The Boeing-led Airborne Laser (ABL) team is in talks with the US Navy over the collection of missile-tracking data using Northrop Grumman F-14Ds equipped with infra-red search and track (IRST) systems.

The YA-1A laser platform, a converted Boeing 747-400F, will be fitted with six Lockheed Martin IRST sensors which are virtually identical to those fitted to the F-14D. The IRSTs form part of the surveillance subsystem which provides 360í coverage as the aircraft "watches" for ballistic-missile launches. The ABL team, consisting of the US Air Force, Boeing, Lockheed Martin and TRW, made the approach following the USN's earlier successful trials with the F-14Ds, which were used as early-warning sensors during theatre-missile defence exercises.

Two IRSTs will be mounted either side of the nose, two more will be located above the leading edge of the wing, and the remaining two aft of the trailing edge.

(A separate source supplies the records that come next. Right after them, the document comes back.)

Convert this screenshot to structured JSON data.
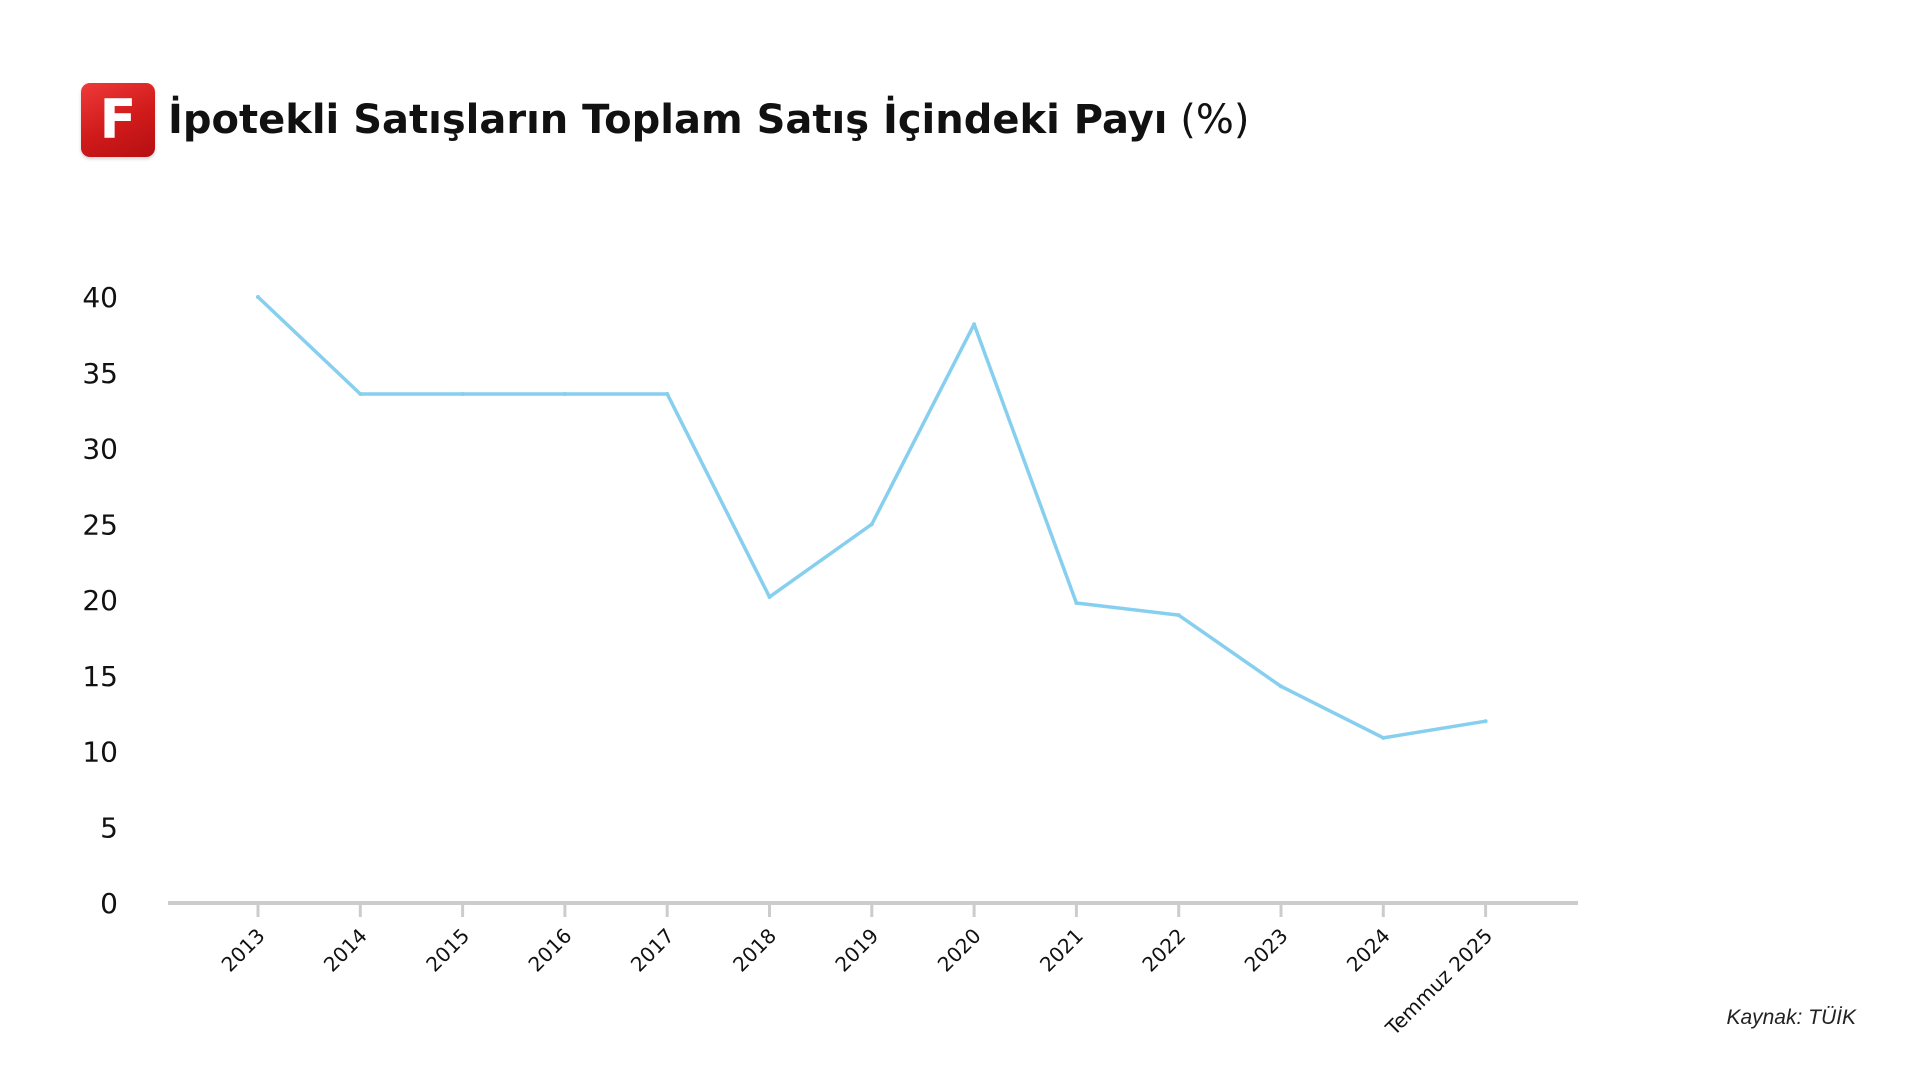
{
  "header": {
    "logo_letter": "F",
    "title": "İpotekli Satışların Toplam Satış İçindeki Payı",
    "title_unit": "(%)"
  },
  "source": "Kaynak: TÜİK",
  "colors": {
    "line": "#87cfee",
    "axis": "#cccccc",
    "logo": "#d8191c",
    "text": "#111111"
  },
  "chart_data": {
    "type": "line",
    "categories": [
      "2013",
      "2014",
      "2015",
      "2016",
      "2017",
      "2018",
      "2019",
      "2020",
      "2021",
      "2022",
      "2023",
      "2024",
      "Temmuz 2025"
    ],
    "series": [
      {
        "values": [
          40.0,
          33.6,
          33.6,
          33.6,
          33.6,
          20.2,
          25.0,
          38.2,
          19.8,
          19.0,
          14.3,
          10.9,
          12.0
        ]
      }
    ],
    "yticks": [
      0,
      5,
      10,
      15,
      20,
      25,
      30,
      35,
      40
    ],
    "ylim": [
      0,
      40
    ],
    "title": "İpotekli Satışların Toplam Satış İçindeki Payı (%)",
    "xlabel": "",
    "ylabel": "",
    "grid": false,
    "legend": "none"
  }
}
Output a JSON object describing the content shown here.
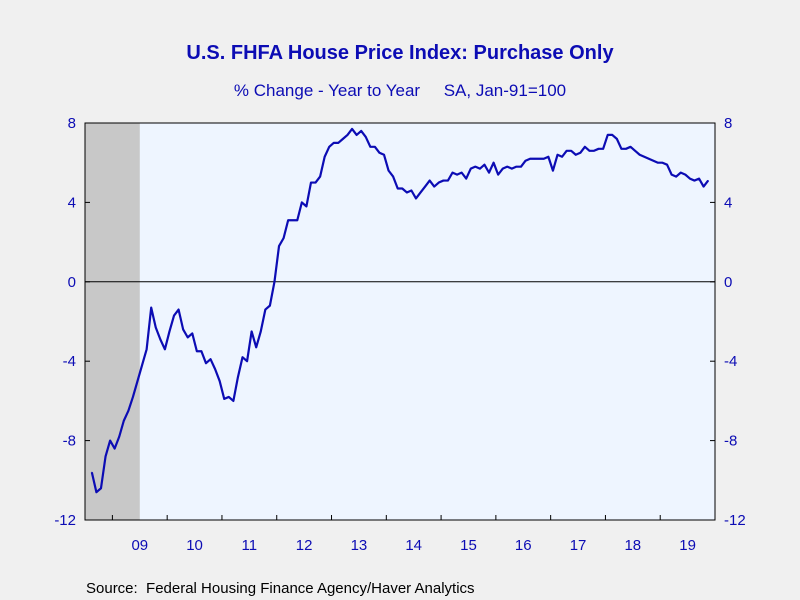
{
  "chart_data": {
    "type": "line",
    "title": "U.S. FHFA House Price Index: Purchase Only",
    "subtitle": "% Change - Year to Year     SA, Jan-91=100",
    "source": "Source:  Federal Housing Finance Agency/Haver Analytics",
    "xlabel": "",
    "ylabel": "",
    "ylim": [
      -12,
      8
    ],
    "y_ticks": [
      8,
      4,
      0,
      -4,
      -8,
      -12
    ],
    "y_tick_labels": [
      "8",
      "4",
      "0",
      "-4",
      "-8",
      "-12"
    ],
    "x_tick_labels": [
      "09",
      "10",
      "11",
      "12",
      "13",
      "14",
      "15",
      "16",
      "17",
      "18",
      "19"
    ],
    "x_range": [
      "2008-07",
      "2019-12"
    ],
    "recession_shading": [
      "2008-07",
      "2009-06"
    ],
    "zero_line": true,
    "grid": false,
    "colors": {
      "series": "#0c0cb4",
      "plot_background": "#eef5ff",
      "recession": "#c8c8c8",
      "page_background": "#f0f0f0",
      "text": "#0c0cb4"
    },
    "series": [
      {
        "start": "2008-08",
        "frequency": "monthly",
        "values": [
          -9.6,
          -10.6,
          -10.4,
          -8.8,
          -8.0,
          -8.4,
          -7.8,
          -7.0,
          -6.5,
          -5.8,
          -5.0,
          -4.2,
          -3.4,
          -1.3,
          -2.3,
          -2.9,
          -3.4,
          -2.5,
          -1.7,
          -1.4,
          -2.4,
          -2.8,
          -2.6,
          -3.5,
          -3.5,
          -4.1,
          -3.9,
          -4.4,
          -5.0,
          -5.9,
          -5.8,
          -6.0,
          -4.8,
          -3.8,
          -4.0,
          -2.5,
          -3.3,
          -2.5,
          -1.4,
          -1.2,
          0.0,
          1.8,
          2.2,
          3.1,
          3.1,
          3.1,
          4.0,
          3.8,
          5.0,
          5.0,
          5.3,
          6.3,
          6.8,
          7.0,
          7.0,
          7.2,
          7.4,
          7.7,
          7.4,
          7.6,
          7.3,
          6.8,
          6.8,
          6.5,
          6.4,
          5.6,
          5.3,
          4.7,
          4.7,
          4.5,
          4.6,
          4.2,
          4.5,
          4.8,
          5.1,
          4.8,
          5.0,
          5.1,
          5.1,
          5.5,
          5.4,
          5.5,
          5.2,
          5.7,
          5.8,
          5.7,
          5.9,
          5.5,
          6.0,
          5.4,
          5.7,
          5.8,
          5.7,
          5.8,
          5.8,
          6.1,
          6.2,
          6.2,
          6.2,
          6.2,
          6.3,
          5.6,
          6.4,
          6.3,
          6.6,
          6.6,
          6.4,
          6.5,
          6.8,
          6.6,
          6.6,
          6.7,
          6.7,
          7.4,
          7.4,
          7.2,
          6.7,
          6.7,
          6.8,
          6.6,
          6.4,
          6.3,
          6.2,
          6.1,
          6.0,
          6.0,
          5.9,
          5.4,
          5.3,
          5.5,
          5.4,
          5.2,
          5.1,
          5.2,
          4.8,
          5.1
        ]
      }
    ]
  }
}
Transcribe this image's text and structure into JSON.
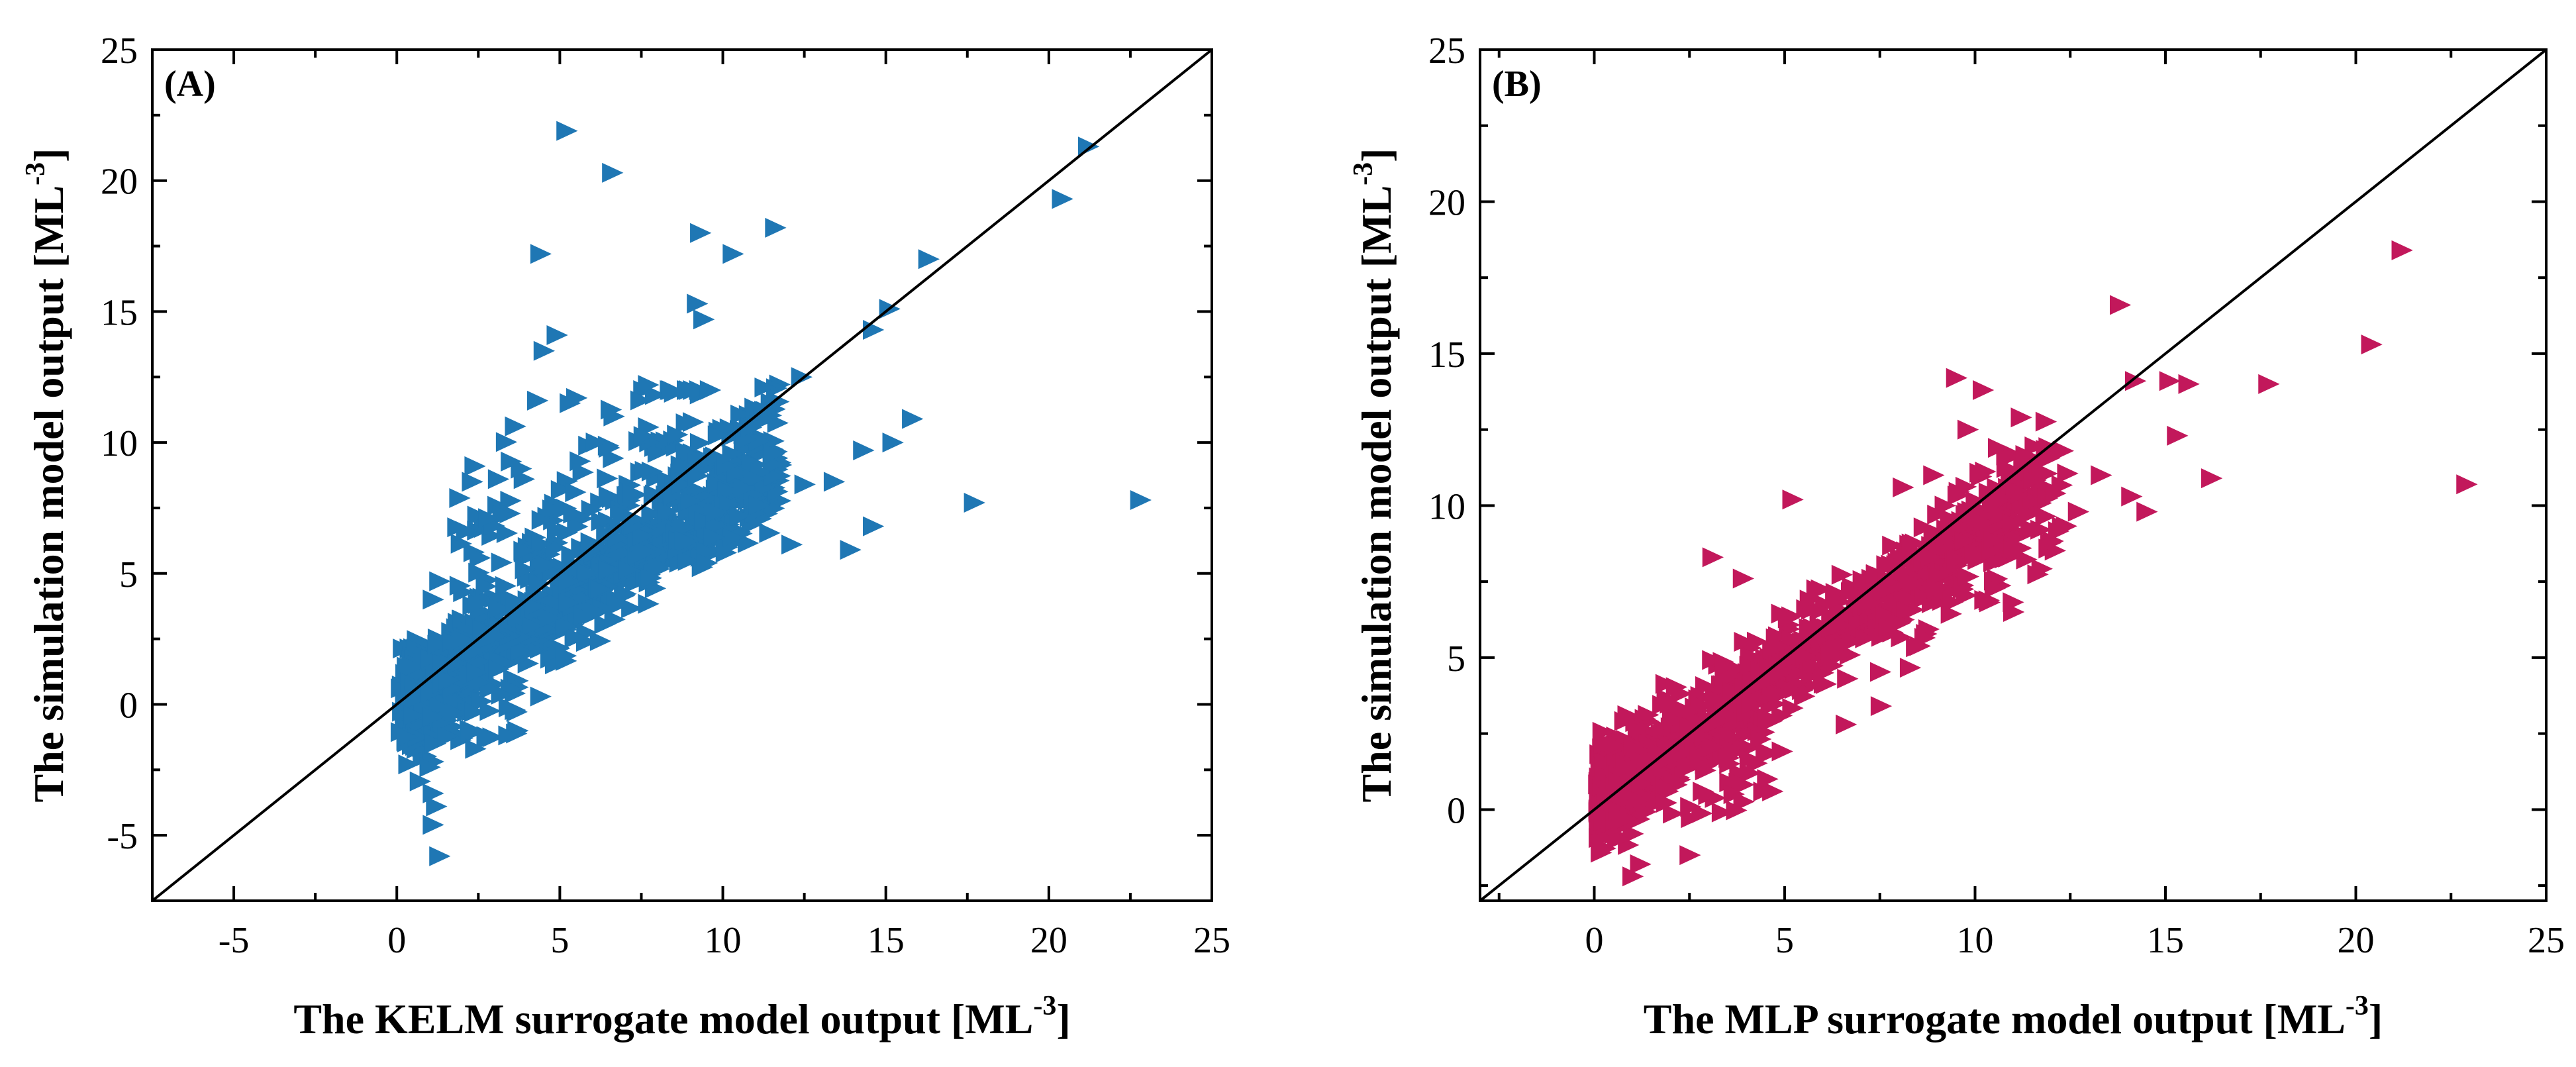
{
  "chart_data": [
    {
      "type": "scatter",
      "panel_label": "(A)",
      "xlabel": "The KELM surrogate model output [ML",
      "ylabel": "The simulation model output [ML",
      "unit_exponent": "-3",
      "unit_close": "]",
      "xlim": [
        -7.5,
        25
      ],
      "ylim": [
        -7.5,
        25
      ],
      "xticks": [
        -5,
        0,
        5,
        10,
        15,
        20,
        25
      ],
      "yticks": [
        -5,
        0,
        5,
        10,
        15,
        20,
        25
      ],
      "xtick_labels": [
        "-5",
        "0",
        "5",
        "10",
        "15",
        "20",
        "25"
      ],
      "ytick_labels": [
        "-5",
        "0",
        "5",
        "10",
        "15",
        "20",
        "25"
      ],
      "marker": "triangle-right",
      "color": "#1f77b4",
      "reference_line": "y = x",
      "outliers": [
        [
          5.2,
          21.9
        ],
        [
          6.6,
          20.3
        ],
        [
          21.2,
          21.3
        ],
        [
          20.4,
          19.3
        ],
        [
          4.4,
          17.2
        ],
        [
          9.3,
          18.0
        ],
        [
          10.3,
          17.2
        ],
        [
          11.6,
          18.2
        ],
        [
          16.3,
          17.0
        ],
        [
          4.5,
          13.5
        ],
        [
          4.9,
          14.1
        ],
        [
          9.2,
          15.3
        ],
        [
          9.4,
          14.7
        ],
        [
          12.4,
          12.5
        ],
        [
          15.1,
          15.1
        ],
        [
          14.6,
          14.3
        ],
        [
          15.8,
          10.9
        ],
        [
          14.3,
          9.7
        ],
        [
          15.2,
          10.0
        ],
        [
          12.5,
          8.4
        ],
        [
          13.4,
          8.5
        ],
        [
          17.7,
          7.7
        ],
        [
          22.8,
          7.8
        ],
        [
          12.1,
          6.1
        ],
        [
          13.9,
          5.9
        ],
        [
          14.6,
          6.8
        ],
        [
          10.5,
          7.2
        ],
        [
          11.1,
          7.6
        ],
        [
          9.5,
          5.4
        ],
        [
          4.3,
          11.6
        ],
        [
          5.3,
          11.5
        ],
        [
          5.5,
          11.7
        ],
        [
          7.7,
          12.2
        ],
        [
          8.5,
          11.9
        ],
        [
          9.6,
          12.0
        ],
        [
          6.5,
          9.8
        ],
        [
          6.1,
          10.0
        ],
        [
          2.3,
          8.5
        ],
        [
          3.1,
          8.6
        ],
        [
          3.8,
          9.0
        ],
        [
          1.1,
          4.0
        ],
        [
          1.3,
          4.7
        ],
        [
          1.0,
          -2.4
        ],
        [
          1.1,
          -3.4
        ],
        [
          1.2,
          -3.9
        ],
        [
          1.1,
          -4.6
        ],
        [
          1.3,
          -5.8
        ],
        [
          2.4,
          -1.7
        ]
      ]
    },
    {
      "type": "scatter",
      "panel_label": "(B)",
      "xlabel": "The MLP surrogate model output [ML",
      "ylabel": "The simulation model output [ML",
      "unit_exponent": "-3",
      "unit_close": "]",
      "xlim": [
        -3,
        25
      ],
      "ylim": [
        -3,
        25
      ],
      "xticks": [
        0,
        5,
        10,
        15,
        20,
        25
      ],
      "yticks": [
        0,
        5,
        10,
        15,
        20,
        25
      ],
      "xtick_labels": [
        "0",
        "5",
        "10",
        "15",
        "20",
        "25"
      ],
      "ytick_labels": [
        "0",
        "5",
        "10",
        "15",
        "20",
        "25"
      ],
      "marker": "triangle-right",
      "color": "#c2185b",
      "reference_line": "y = x",
      "outliers": [
        [
          21.2,
          18.4
        ],
        [
          13.8,
          16.6
        ],
        [
          20.4,
          15.3
        ],
        [
          22.9,
          10.7
        ],
        [
          17.7,
          14.0
        ],
        [
          14.2,
          14.1
        ],
        [
          15.1,
          14.1
        ],
        [
          15.6,
          14.0
        ],
        [
          15.3,
          12.3
        ],
        [
          16.2,
          10.9
        ],
        [
          14.1,
          10.3
        ],
        [
          14.5,
          9.8
        ],
        [
          13.3,
          11.0
        ],
        [
          12.7,
          9.8
        ],
        [
          12.1,
          10.4
        ],
        [
          11.2,
          8.6
        ],
        [
          11.0,
          6.5
        ],
        [
          9.5,
          14.2
        ],
        [
          10.2,
          13.8
        ],
        [
          9.8,
          12.5
        ],
        [
          11.2,
          12.9
        ],
        [
          5.2,
          10.2
        ],
        [
          3.1,
          8.3
        ],
        [
          3.9,
          7.6
        ],
        [
          6.6,
          2.8
        ],
        [
          2.5,
          -1.5
        ],
        [
          1.0,
          -2.2
        ],
        [
          1.2,
          -1.8
        ],
        [
          8.1,
          10.6
        ],
        [
          8.9,
          11.0
        ],
        [
          9.2,
          10.0
        ],
        [
          10.6,
          11.9
        ],
        [
          12.3,
          11.8
        ]
      ]
    }
  ]
}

The aircraft will also be fitted with an active laser-ranging system based on the Lockheed Martin AAQ-14 LANTIRN targeting pod. The pod will be mounted on the aft upper section of the 747's hump. "We've just turned it vertical so that the roll cylinder becomes an azimuth rotating device," says Boeing ABL battle management command, control, communications, computers and intelligence team leader, Richard Flanders. "The sensor manager will gather IRST data to produce a track, then we use the laser ranger to find the target."